En 1914, alors que la Première Guerre mondiale a éclaté, Jean Arp et son frère François fuient Cologne où ils vivaient et se réfugient à Paris. Mais ils doivent quitter la France quelque temps après et trouver refuge en Suisse. Ils arrivent à Ascona en 1915: un choix qui ne semble pas dû au hasard, sachant que Jean Arp a déjà commencé à développer à cette époque un intérêt certain et des activités autour de la philosophie, de la religion et de la spiritualité de manière générale (Arp lit par exemple Jakob Böhme, Meister Eckhart et Lao Tse, s’intéresse au mysticisme oriental et fréquente des théosophes comme son ami René Schwaller), proches de ce qui s’élabore alors depuis plus d’une décennie dans la région et en particulier au Monte Verità, sur la colline au-dessus d’Ascona. Par ailleurs, d’autres artistes et amis vivent dans la région pendant ces années-là: à commencer par le peintre roumain Arthur Segal (1875-1944), qu’Arp connaît à Berlin en 1913 lorsqu’il collabore à la revue Der Sturm, et qui vit à Ascona à partir de 1914. C’est aussi Adya et Otto van Rees qui dès 1915 élisent domicile à Ascona : deux artistes avec lesquels Arp débute une collaboration à Zurich en novembre de la même année.

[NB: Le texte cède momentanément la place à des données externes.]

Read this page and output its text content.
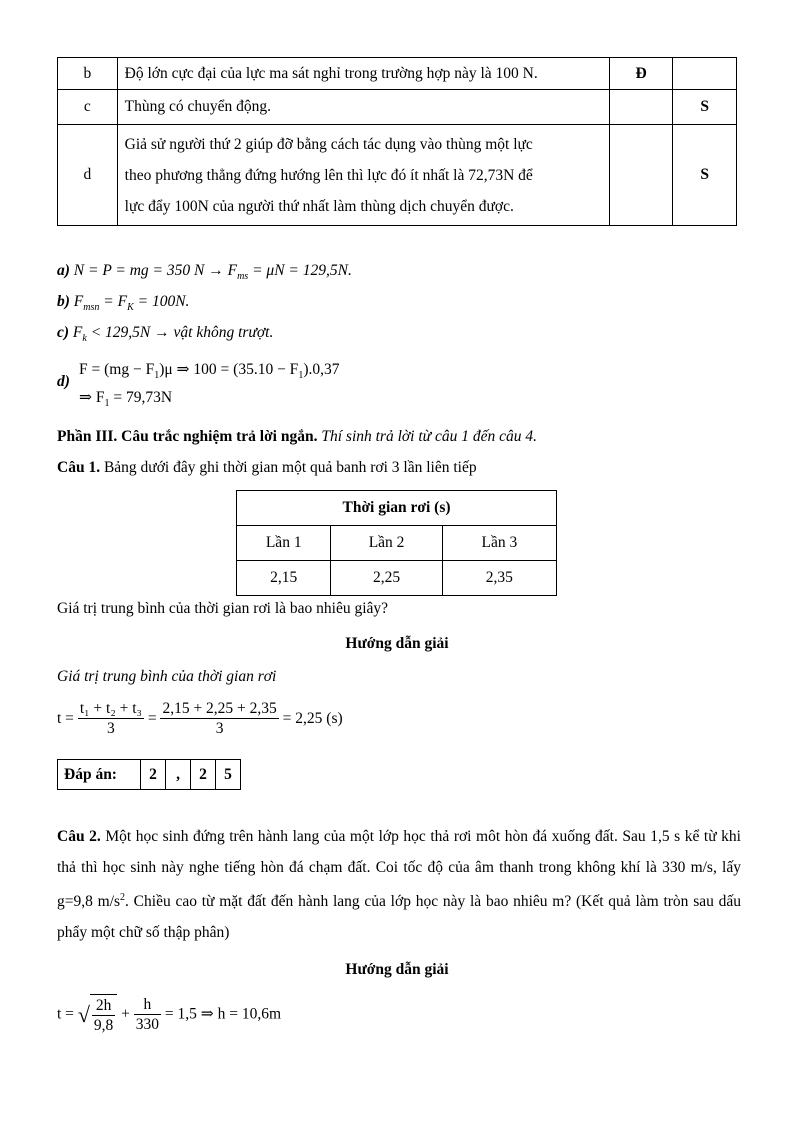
b	Độ lớn cực đại của lực ma sát nghỉ trong trường hợp này là 100 N.	Đ	
c	Thùng có chuyển động.		S
d	Giả sử người thứ 2 giúp đỡ bằng cách tác dụng vào thùng một lực
theo phương thẳng đứng hướng lên thì lực đó ít nhất là 72,73N để
lực đẩy 100N của người thứ nhất làm thùng dịch chuyển được.		S
a) N = P = mg = 350 $N \to F_{ms} = \mu N = 129,5N$.
b) $F_{msn} = F_K = 100N$.
c) $F_k < 129,5N$ → vật không trượt.
d)
$F = (mg - F_1)\mu$ ⇒ $100 = (35.10 - F_1).0,37$
⇒ $F_1 = 79,73N$
Phần III. Câu trắc nghiệm trả lời ngắn. Thí sinh trả lời từ câu 1 đến câu 4.
Câu 1. Bảng dưới đây ghi thời gian một quả banh rơi 3 lần liên tiếp
Thời gian rơi (s)		
Lần 1	Lần 2	Lần 3
2,15	2,25	2,35
Giá trị trung bình của thời gian rơi là bao nhiêu giây?
Hướng dẫn giải
Giá trị trung bình của thời gian rơi
$t = \frac{\text{t₁ + t₂ + t₃}}{3} = \frac{2,15 + 2,25 + 2,35}{3} = 2,25$ (s)
Đáp án:	2	,	2	5
Câu 2. Một học sinh đứng trên hành lang của một lớp học thả rơi môt hòn đá xuống đất. Sau 1,5 s kể từ khi thả thì học sinh này nghe tiếng hòn đá chạm đất. Coi tốc độ của âm thanh trong không khí là 330 m/s, lấy g=9,8 $m/s^2$. Chiều cao từ mặt đất đến hành lang của lớp học này là bao nhiêu m? (Kết quả làm tròn sau dấu phẩy một chữ số thập phân)
Hướng dẫn giải
t = √ $\frac{2h}{9,8} + \frac{h}{330} = 1,5$ ⇒ h = 10,6m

Ascona et le Monte Verità sont une destination où Jean Arp se rend régulièrement tout au long des années suivantes, lorsque l’artiste retourne à Ascona pour y suivre Sophie Taeuber, qui séjourne avec d’autres jeunes danseuses sur le Monte Verità pour assister aux sessions d’été de l’«École de danse» du danseur et chorégraphe Rudolf von Laban. Tous les étés, Jean et Sophie arrivent donc à Ascona depuis Zurich et avec eux d’autres artistes du mouvement Dada: Hugo Ball, Emmy Hennings (qui s’installeront ensuite au Tessin), Hans Richter, Marcel Janco, etc. Sur le Monte Verità, en s’associant au cercle artistique local – n’oublions pas Marianne Werefkin ou Alexej Jawlensky, arrivés à Ascona en 1918, mais aussi Walter Helbig, ami et collègue d’Arp depuis l’époque du Moderner Bund – les artistes organisent des spectacles, des fêtes et des expositions. Jean Arp lui-même aimait d’ailleurs à rappeler que c’était précisément sur les rives du lac d’Ascona qu’il avait découvert des éléments fondamentaux pour son art en 1917.

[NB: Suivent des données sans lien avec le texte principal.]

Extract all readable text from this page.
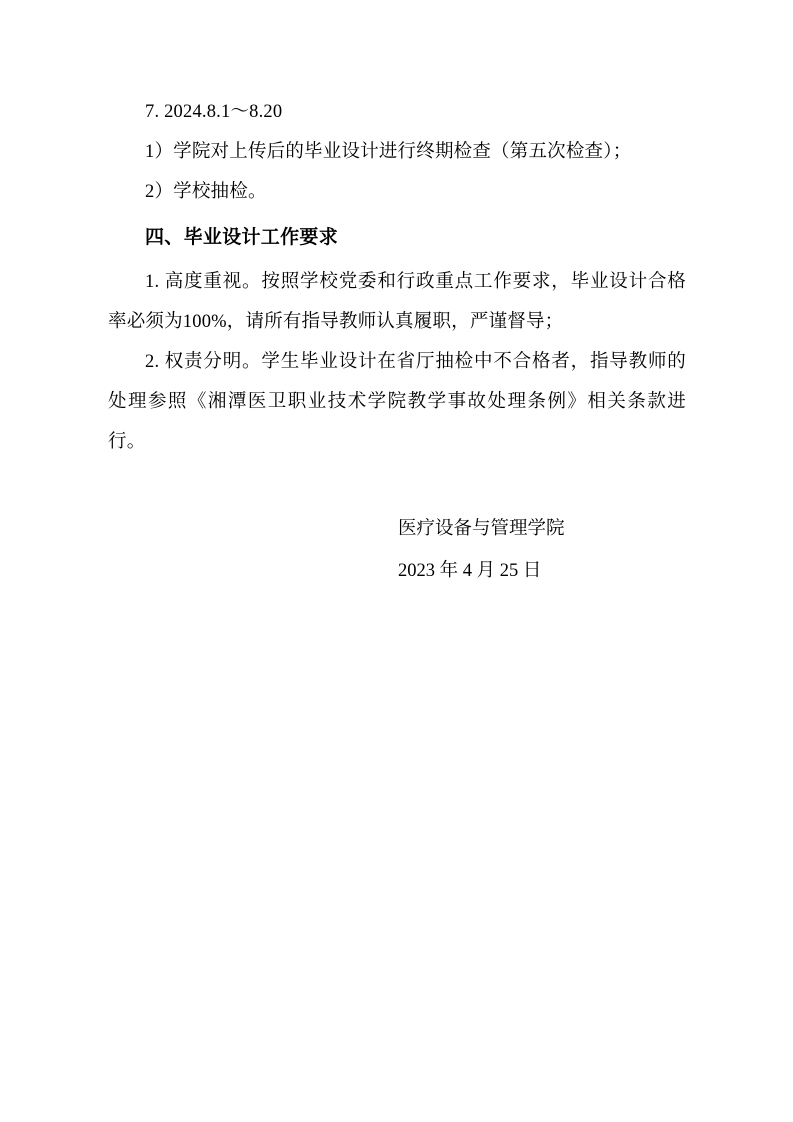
7. 2024.8.1～8.20

1）学院对上传后的毕业设计进行终期检查（第五次检查）；

2）学校抽检。

四、毕业设计工作要求

1. 高度重视。按照学校党委和行政重点工作要求，毕业设计合格率必须为100%，请所有指导教师认真履职，严谨督导；

2. 权责分明。学生毕业设计在省厅抽检中不合格者，指导教师的处理参照《湘潭医卫职业技术学院教学事故处理条例》相关条款进行。

医疗设备与管理学院
2023 年 4 月 25 日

Elisabeth Wiegmann, Sophie Taeuber et Jean Arp à Ascona, 1925

Elisabeth Wiegmann, Sophie Taeuber et Jean Arp à Ascona, 1925

Alberto Magnelli, Hans Richter, Jean Arp et Marguerite Arp à Locarno, 1965

Alberto Magnelli, Hans Richter, Jean Arp et Marguerite Arp à Locarno, 1965

Toujours à Ascona, la famille Hagenbach avait acheté une maison de vacances: Arp y séjourne souvent, d’abord avec Sophie Taeuber dans les années trente puis avec Marguerite Hagenbach dans les années cinquante. C’est ainsi que prend forme le projet de s’établir dans la région et, en 1959, Arp s’installe enfin à Locarno-Solduno avec Marguerite Hagenbach. Loin d’y vivre un lent déclin ou même une sorte de retraite, Arp ne cesse de travailler: il crée d’abord son atelier chez lui mais s’implante aussi dans un de ceux du complexe que le sculpteur Remo Rossi crée dans le quartier de «Saleggi» à Locarno. Arp – aux côtés de Hans Richter et d’Italo Valenti, eux aussi actifs dans ces ateliers – y travaille régulièrement avec l’aide de ses assistants Alberto Meli et Candido Epis, qui réalisent ses œuvres tardives.

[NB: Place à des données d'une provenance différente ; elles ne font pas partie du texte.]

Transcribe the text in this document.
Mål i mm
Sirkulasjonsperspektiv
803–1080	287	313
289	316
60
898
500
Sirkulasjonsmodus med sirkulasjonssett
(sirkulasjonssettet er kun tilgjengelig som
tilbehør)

En 1965, par l’entremise de Remo Rossi, est organisée dans les salles du Château Visconti de Locarno une exposition présentant des œuvres d’Arp et d’autres artistes de la collection Arp-Hagenbach. Avant même l’inauguration de l’exposition, Arp fait don de ces œuvres exposées à la Ville de Locarno, dans le but de jeter les bases de la fondation d’un musée d’art moderne. En signe de reconnaissance, la Ville confère au couple la citoyenneté d’honneur.

Jean Arp s’éteint à Bâle le 7 juin 1966 et repose au cimetière de Locarno.